EDIT: this is from 2015, the one two posts up is much more recent so should probably be trusted more.
 
I found an interesting article from 1995 saying global warming would be a good thing. Though the article seems to propose that the Holocene Climatic Optimum is warmer than later estimates suggest. I think recent estimates suggest the globe was less than 1°C warmer then than today. The article seriously underestimates the impact of humans on recent climate change, but considering it is 20 years old, and the Earth was cooler then, that is unsurprising.

http://stanford.edu/~moore/Boon_To_Man.html

As an example, when the article was published, and claimed the U.S. hadn't warmed, the 10 warmest years on record nationally were as follows:
1934
1921
1931
1990
1953
1987
1954
1939
1986
1938
Only three of the ten warmest were in the previous 20 years.

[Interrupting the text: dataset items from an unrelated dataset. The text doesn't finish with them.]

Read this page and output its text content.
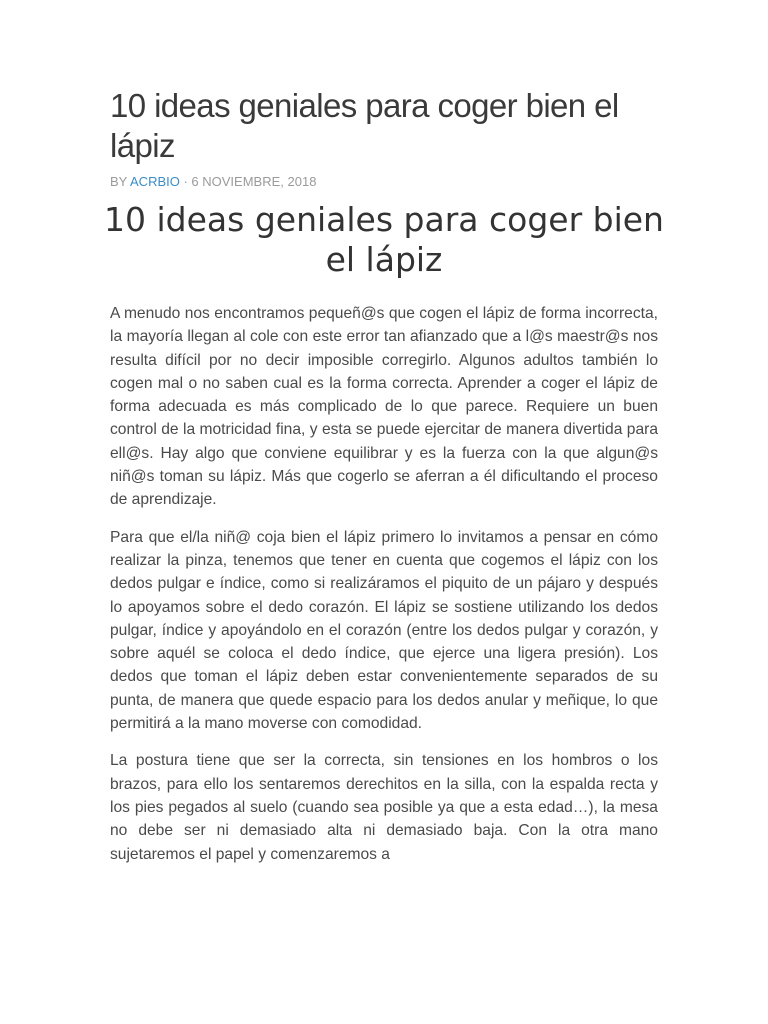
10 ideas geniales para coger bien el lápiz
BY ACRBIO · 6 NOVIEMBRE, 2018
10 ideas geniales para coger bien el lápiz

A menudo nos encontramos pequeñ@s que cogen el lápiz de forma incorrecta, la mayoría llegan al cole con este error tan afianzado que a l@s maestr@s nos resulta difícil por no decir imposible corregirlo. Algunos adultos también lo cogen mal o no saben cual es la forma correcta. Aprender a coger el lápiz de forma adecuada es más complicado de lo que parece. Requiere un buen control de la motricidad fina, y esta se puede ejercitar de manera divertida para ell@s. Hay algo que conviene equilibrar y es la fuerza con la que algun@s niñ@s toman su lápiz. Más que cogerlo se aferran a él dificultando el proceso de aprendizaje.

Para que el/la niñ@ coja bien el lápiz primero lo invitamos a pensar en cómo realizar la pinza, tenemos que tener en cuenta que cogemos el lápiz con los dedos pulgar e índice, como si realizáramos el piquito de un pájaro y después lo apoyamos sobre el dedo corazón. El lápiz se sostiene utilizando los dedos pulgar, índice y apoyándolo en el corazón (entre los dedos pulgar y corazón, y sobre aquél se coloca el dedo índice, que ejerce una ligera presión). Los dedos que toman el lápiz deben estar convenientemente separados de su punta, de manera que quede espacio para los dedos anular y meñique, lo que permitirá a la mano moverse con comodidad.

La postura tiene que ser la correcta, sin tensiones en los hombros o los brazos, para ello los sentaremos derechitos en la silla, con la espalda recta y los pies pegados al suelo (cuando sea posible ya que a esta edad…), la mesa no debe ser ni demasiado alta ni demasiado baja. Con la otra mano sujetaremos el papel y comenzaremos a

Now the 10 warmest years are:
2012
2015
1998
2006
1934
1921
1999
1931
2001
2007
Seven of the ten warmest are currently in the previous 20 years.
 
I suspect that humanity is on average better off with CO2 levels of 350 ppm vs 280. The main problem isn't that we raised CO2 above natural levels, it's that we did it by too much and are continuing to increase it at ~2.1 ppm/yr when we're already at 400.

Just like with individual toxicology, it's the dose that matters. Drink 10 L of distilled water in one go and you'll probably die; eat 10 ug of cyanide and nothing will go wrong.
 
It's also the pace. Drink 10L of distilled water in 30 seconds, you got a problem. Do it in ten days, you're fine.